The GET HELP® Council of Standards is based on these programs and is cultivating a broad, holistic standard of care that nurtures continued improvement. We hope that within our ecosystem providers work together not only to enforce standards but to improve them, and to collaborate on improving best practices across the ecosystem. Just as a rising tide lifts all boats, we know that a rising standard improves our industry and our outcomes for the clients who need us most.

If a facility is not proudly displaying its accreditation, it probably doesn’t have one. If a facility is unaccredited, there is no reason to believe that it is ethical. We know that sober housing initiatives are popping up like mushrooms, and that treatment providers across the country come and go – at every level of care and cost.

Sober living coalitions are emerging as well-intentioned providers coming together to create supportive and transitional living facilities that are safe, clean, well-managed and ethically supervised. Because these co-ops are small – and because there is no legal obligation to participate – it is likely that those who do are trying just a little harder to ensure the best for their clients.

You may also want to do a few quick searches regarding the clinical staff. Look at leadership and some of the front-line clinical staff to ensure that their professional reputations are consistent with the reputation of the facility as a whole. Just as you might ask whether a surgeon has a malpractice history before you commit to an operation, you want to look into treatment providers to ensure they are people to whom you want to trust a client.

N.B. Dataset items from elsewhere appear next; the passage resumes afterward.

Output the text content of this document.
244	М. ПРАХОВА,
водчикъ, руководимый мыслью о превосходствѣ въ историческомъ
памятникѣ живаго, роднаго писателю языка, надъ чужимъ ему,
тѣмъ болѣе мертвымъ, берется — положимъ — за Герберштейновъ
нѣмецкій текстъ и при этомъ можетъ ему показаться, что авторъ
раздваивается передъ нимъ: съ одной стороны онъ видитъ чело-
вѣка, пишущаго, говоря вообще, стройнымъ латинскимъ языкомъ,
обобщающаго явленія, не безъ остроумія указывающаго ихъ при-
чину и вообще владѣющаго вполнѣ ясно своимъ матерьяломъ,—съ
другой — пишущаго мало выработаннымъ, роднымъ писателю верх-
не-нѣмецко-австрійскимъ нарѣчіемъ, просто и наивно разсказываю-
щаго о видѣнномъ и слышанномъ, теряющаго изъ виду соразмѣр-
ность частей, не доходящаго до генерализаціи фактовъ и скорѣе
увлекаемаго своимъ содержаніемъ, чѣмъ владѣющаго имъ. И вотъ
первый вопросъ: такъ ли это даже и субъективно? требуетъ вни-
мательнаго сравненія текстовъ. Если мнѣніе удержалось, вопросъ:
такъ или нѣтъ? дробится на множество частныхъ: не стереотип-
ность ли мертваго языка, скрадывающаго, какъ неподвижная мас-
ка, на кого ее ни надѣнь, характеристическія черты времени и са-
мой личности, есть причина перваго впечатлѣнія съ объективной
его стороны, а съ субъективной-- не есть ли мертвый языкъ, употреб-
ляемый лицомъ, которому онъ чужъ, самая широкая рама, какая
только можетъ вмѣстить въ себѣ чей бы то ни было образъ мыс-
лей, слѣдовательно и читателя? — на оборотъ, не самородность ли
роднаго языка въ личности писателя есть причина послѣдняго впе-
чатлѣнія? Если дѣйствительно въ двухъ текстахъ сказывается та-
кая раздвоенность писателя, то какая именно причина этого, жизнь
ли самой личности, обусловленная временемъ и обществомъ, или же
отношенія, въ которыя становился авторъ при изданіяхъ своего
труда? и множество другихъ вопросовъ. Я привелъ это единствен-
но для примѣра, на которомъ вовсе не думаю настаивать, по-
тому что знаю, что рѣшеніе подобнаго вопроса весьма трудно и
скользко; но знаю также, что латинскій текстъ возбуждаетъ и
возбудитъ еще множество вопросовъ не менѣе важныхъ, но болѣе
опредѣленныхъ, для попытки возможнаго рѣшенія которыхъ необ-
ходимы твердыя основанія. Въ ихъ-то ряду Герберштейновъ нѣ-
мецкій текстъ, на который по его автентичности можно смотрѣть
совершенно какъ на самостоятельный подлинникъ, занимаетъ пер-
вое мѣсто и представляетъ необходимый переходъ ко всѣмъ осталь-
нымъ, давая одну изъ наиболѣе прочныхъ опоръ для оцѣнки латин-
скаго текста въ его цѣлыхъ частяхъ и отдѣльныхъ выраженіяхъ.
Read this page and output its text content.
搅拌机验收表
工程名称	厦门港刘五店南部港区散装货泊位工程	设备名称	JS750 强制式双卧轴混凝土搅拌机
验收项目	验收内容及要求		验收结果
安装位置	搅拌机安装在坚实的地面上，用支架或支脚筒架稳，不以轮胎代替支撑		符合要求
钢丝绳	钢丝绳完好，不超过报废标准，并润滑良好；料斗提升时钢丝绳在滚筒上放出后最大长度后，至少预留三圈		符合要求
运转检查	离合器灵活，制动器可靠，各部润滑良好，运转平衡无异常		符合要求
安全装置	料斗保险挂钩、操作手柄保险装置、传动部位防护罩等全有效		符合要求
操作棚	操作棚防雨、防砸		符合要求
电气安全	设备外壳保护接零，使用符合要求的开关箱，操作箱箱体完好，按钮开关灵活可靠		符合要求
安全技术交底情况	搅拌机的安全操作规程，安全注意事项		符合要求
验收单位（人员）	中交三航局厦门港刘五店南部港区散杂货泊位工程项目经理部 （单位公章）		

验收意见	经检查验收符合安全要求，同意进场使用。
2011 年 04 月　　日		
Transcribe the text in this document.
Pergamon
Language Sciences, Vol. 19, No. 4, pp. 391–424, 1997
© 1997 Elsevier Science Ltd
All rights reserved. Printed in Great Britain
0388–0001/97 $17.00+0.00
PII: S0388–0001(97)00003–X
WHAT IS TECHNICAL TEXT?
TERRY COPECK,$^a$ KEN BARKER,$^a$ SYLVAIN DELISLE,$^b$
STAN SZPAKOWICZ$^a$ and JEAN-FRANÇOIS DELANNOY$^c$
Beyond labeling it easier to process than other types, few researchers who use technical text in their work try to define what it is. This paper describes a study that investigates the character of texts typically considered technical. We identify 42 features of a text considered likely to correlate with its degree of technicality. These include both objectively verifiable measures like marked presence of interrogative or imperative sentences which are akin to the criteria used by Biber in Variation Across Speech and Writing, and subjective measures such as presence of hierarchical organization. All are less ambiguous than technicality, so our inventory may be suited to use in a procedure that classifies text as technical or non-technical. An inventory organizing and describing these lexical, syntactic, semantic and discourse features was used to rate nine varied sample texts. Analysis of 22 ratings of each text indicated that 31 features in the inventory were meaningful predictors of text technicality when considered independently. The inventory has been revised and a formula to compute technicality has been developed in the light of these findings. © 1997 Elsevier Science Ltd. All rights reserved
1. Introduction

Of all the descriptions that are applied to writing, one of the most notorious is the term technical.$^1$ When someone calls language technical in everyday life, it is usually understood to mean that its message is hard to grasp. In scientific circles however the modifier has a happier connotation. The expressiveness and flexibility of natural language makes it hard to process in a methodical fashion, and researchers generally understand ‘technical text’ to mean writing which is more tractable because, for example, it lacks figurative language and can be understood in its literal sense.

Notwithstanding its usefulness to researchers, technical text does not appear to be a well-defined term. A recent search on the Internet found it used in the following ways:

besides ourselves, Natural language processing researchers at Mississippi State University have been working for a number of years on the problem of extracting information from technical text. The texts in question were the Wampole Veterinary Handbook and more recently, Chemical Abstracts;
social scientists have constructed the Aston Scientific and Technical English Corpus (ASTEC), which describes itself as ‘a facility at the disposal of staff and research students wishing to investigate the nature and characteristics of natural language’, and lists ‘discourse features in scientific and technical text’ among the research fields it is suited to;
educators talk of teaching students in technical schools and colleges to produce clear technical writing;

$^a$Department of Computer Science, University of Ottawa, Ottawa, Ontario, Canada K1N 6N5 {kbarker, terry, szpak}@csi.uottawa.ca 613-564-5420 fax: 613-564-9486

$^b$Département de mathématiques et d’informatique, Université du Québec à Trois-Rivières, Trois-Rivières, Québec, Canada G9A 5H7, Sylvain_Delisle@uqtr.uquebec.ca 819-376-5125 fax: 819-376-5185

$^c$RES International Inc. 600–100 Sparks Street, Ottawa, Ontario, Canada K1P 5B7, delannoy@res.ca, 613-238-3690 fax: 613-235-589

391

It sounds silly, but internet reviews can be surprisingly revealing. You may want to read skeptically, thinking many people who write reviews do so from a strong motivation, and often they are angry. Treatment isn’t always effective, and we know that frustrated clients don’t always reflect the reality of a treatment modality. But they can offer us some strong clues about how a provider does business and where problems tend to arise.

Due diligence means asking questions on multiple channels. Talking to colleagues, facility alumni (where available), checking accreditations and memberships, reading reviews and searching individual provider names for disciplinary histories is a good start.